As of now, I use Qwen3.6 Plus or DeepSeek V4 to do the planning and complex tasks via OpenRouter. And I use my local LLMs as a pair programmer and for code completions. I let the LLMs write any trivial things or expand test suites, and I focus on the more critical things that impact the project’s path forward.

The Fourth DeepSeek

DeepSeek V4 actually deserves its own podium. The number of innovative optimizations and solutions they came up with is staggering. This video does an excellent job covering how the team got V4 to where it’s at:

it makes me fantasize about one day building an AI computer to run a DeepSeek V4 Flash successor at home. V4 Flash needs around 192GB of shared RAM to run at Q4_K_M quality, it’s becoming normal for M5 Macs/Strix Halo PCs to pack 128GB of shared RAM so we’re not that far off.

It can also probably run well on non-shared RAM systems with 192GB system RAM and 24GB of VRAM as it’s an MoE model with 13B active parameters.

I hope the innovations from DeepSeek V4 will trickle down to future compact models..

The Future

Qwen3.5 was released in Feb 15, 2026, which I didn’t even know or care about.

Qwen3.6 models were released between April 1-22, 2026. And it has been the hottest local LLM for me and everywhere else such as r/LocalLlaMA, so as far as I’m concerned my conclusion is on point. Qwen3.6 is the first actually competent compact LLM that can run on average consumer PCs. And I and many others were hungry for this moment.

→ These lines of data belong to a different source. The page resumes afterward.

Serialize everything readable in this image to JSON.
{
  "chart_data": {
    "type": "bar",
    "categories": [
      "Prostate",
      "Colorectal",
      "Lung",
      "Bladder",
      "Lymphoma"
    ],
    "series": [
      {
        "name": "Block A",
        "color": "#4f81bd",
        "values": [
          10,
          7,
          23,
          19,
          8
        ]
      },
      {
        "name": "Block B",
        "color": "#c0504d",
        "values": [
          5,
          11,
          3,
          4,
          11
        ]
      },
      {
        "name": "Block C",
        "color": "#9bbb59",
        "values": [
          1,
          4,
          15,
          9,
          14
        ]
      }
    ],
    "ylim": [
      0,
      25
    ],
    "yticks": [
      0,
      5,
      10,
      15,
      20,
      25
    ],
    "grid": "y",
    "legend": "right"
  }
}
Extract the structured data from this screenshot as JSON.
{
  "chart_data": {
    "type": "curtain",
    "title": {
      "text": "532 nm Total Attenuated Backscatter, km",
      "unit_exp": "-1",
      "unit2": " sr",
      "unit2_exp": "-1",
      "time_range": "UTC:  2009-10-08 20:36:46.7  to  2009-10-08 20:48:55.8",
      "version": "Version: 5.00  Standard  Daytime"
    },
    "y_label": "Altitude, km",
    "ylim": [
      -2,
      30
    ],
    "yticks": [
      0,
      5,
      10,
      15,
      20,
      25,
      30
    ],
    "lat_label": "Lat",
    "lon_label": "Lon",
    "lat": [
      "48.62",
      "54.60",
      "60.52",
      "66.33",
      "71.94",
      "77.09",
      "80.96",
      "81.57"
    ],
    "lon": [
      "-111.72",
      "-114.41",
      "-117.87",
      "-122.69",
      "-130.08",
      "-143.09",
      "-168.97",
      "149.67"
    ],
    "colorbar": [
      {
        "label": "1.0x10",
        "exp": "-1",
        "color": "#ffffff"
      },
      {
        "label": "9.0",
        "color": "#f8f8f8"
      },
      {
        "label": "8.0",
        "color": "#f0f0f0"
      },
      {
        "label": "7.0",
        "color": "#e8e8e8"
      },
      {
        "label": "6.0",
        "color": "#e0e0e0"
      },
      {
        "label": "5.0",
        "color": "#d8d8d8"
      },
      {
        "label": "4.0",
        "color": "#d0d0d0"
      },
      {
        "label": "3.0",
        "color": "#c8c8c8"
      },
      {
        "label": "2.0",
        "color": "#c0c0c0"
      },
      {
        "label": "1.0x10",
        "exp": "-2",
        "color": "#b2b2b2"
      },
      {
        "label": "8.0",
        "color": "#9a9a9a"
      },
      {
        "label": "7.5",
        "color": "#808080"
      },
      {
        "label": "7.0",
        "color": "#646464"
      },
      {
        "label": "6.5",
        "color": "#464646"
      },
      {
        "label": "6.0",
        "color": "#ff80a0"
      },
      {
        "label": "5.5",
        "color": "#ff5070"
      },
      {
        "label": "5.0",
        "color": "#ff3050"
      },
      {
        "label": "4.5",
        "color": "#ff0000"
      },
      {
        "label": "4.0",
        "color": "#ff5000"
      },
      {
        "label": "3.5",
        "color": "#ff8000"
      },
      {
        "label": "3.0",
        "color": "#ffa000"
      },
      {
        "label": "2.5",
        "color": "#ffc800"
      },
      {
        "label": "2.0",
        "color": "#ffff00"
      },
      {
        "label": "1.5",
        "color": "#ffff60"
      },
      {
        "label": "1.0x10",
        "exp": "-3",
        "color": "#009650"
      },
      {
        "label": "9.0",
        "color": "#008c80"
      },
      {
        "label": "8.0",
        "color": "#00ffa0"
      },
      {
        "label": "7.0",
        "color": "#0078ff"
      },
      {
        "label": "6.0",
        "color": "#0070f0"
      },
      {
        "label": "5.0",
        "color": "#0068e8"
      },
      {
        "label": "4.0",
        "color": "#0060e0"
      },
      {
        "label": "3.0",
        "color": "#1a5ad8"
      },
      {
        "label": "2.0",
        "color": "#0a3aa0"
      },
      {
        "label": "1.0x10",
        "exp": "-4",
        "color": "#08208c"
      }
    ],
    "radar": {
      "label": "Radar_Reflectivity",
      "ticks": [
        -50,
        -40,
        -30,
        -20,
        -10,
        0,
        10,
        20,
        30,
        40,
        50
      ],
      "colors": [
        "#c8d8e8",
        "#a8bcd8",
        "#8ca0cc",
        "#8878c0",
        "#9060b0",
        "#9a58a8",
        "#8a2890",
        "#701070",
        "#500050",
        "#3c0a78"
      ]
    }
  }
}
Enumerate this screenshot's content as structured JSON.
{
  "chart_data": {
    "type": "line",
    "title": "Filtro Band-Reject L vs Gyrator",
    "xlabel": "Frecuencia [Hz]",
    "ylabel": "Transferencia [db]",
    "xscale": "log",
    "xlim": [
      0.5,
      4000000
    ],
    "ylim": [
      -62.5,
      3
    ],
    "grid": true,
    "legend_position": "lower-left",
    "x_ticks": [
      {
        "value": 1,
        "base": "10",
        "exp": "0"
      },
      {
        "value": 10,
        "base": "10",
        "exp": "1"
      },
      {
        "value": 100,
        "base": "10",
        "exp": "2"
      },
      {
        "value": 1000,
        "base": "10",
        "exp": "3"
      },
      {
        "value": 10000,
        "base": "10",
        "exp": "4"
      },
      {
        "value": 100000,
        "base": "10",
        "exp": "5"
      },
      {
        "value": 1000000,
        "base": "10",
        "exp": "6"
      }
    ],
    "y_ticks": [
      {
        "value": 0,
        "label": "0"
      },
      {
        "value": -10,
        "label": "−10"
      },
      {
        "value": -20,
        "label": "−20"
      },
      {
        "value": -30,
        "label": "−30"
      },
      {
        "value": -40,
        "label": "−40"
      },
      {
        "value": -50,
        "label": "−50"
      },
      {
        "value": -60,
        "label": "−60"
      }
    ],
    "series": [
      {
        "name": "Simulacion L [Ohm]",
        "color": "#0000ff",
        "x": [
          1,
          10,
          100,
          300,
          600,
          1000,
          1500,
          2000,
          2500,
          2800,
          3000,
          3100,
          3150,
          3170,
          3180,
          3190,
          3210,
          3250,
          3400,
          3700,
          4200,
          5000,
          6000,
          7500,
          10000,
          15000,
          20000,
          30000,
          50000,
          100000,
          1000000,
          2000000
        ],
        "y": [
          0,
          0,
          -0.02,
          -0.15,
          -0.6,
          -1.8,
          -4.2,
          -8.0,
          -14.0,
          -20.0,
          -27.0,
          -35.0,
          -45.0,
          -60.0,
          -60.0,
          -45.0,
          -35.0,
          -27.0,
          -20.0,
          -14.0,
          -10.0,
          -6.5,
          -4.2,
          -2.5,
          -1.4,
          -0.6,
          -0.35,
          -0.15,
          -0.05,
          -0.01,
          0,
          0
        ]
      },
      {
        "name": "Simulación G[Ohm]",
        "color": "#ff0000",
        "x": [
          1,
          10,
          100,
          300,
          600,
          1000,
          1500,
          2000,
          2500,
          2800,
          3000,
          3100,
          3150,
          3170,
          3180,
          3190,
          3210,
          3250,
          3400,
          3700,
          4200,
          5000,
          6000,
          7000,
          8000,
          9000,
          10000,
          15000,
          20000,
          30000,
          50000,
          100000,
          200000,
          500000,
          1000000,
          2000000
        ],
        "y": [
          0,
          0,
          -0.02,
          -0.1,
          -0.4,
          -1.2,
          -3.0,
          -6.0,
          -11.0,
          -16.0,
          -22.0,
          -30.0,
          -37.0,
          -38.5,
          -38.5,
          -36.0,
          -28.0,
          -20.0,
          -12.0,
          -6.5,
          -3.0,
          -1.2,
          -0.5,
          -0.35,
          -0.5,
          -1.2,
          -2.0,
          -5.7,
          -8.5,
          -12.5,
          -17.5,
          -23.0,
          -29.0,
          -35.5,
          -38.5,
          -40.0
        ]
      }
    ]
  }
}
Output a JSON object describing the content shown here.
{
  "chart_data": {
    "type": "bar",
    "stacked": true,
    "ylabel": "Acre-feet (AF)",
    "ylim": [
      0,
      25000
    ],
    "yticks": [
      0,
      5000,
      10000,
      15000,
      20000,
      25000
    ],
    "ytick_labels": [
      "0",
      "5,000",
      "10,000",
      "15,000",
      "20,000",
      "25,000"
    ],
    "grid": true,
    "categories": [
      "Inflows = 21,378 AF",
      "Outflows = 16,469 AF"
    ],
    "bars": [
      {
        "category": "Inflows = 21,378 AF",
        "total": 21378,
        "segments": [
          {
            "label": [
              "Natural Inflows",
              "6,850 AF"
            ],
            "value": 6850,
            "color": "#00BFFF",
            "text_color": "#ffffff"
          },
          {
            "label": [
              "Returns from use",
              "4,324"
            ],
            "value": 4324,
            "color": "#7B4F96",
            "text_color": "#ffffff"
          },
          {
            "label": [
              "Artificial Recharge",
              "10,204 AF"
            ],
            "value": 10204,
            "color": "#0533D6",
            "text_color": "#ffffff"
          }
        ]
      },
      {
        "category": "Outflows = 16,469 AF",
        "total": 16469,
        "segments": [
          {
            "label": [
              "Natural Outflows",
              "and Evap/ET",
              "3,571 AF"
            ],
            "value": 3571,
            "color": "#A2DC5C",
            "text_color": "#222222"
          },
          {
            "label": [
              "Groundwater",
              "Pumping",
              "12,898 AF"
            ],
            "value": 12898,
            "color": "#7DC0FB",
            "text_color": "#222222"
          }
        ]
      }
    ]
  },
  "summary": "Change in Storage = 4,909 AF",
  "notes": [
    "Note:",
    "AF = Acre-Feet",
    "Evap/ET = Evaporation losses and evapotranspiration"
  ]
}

I also know for a fact that as good as 35B-A3B is, Qwen3.6-27B is even better! I just need a new GPU to run it. That’s gonna be at the top of my list once I have an income. A new GPU or one of the 128GB shared memory PCs (M5, Framework, etc), those could run a future Qwen 122B-A10B model for example but from what I’ve seen, not as fast as an AMD/NVIDIA GPUs due to limited bandwidth mainly.

Btw, just yesterday, Alibaba announced Qwen3.7 preview!, if they do release compact open-weights models that are even a few % better than 35B and 27B, this would be an epic event probably worthy enough to upset some big AI players.

As for frontier models, the future of open weights models never looked this good. MiniMax M2.7, Kimi K2.6, and DeepSeek V4 Flash/Pro are all very competent. I consider DeepSeek V4, Qwen3.6 and Gemma 4 to be part of a new generation of LLMs that are focused on coding/agentic tasks at lower runtime memory requirements. I think the DDR5 RAM shortage caused these innovations indirectly, constraining runtime memory use is an excellent solution and an Uno reverse card against the semi-deliberate shortage.

The Next Destination

At this point, I think I know enough and have enough setup to start getting into running autonomous agents. Hermes is interesting to me, I was thinking today what I’d like it to do. A combo of project manager/build engineer/QA would be epic.

I also want to setup vision support in my Qwen3.6-35B-A3B, I read it’s excellent at that. This would be great for testing/debugging visual aspects of the application or just games. I’d have to implement a way for the game to communicate what it’s doing via its logs so the agent knows when to take a screenshot, or perhaps to create a SKILL that lets the agent tell the game where it wants a screenshot to be taken?

There’s also video support, but don’t want to worry about that now.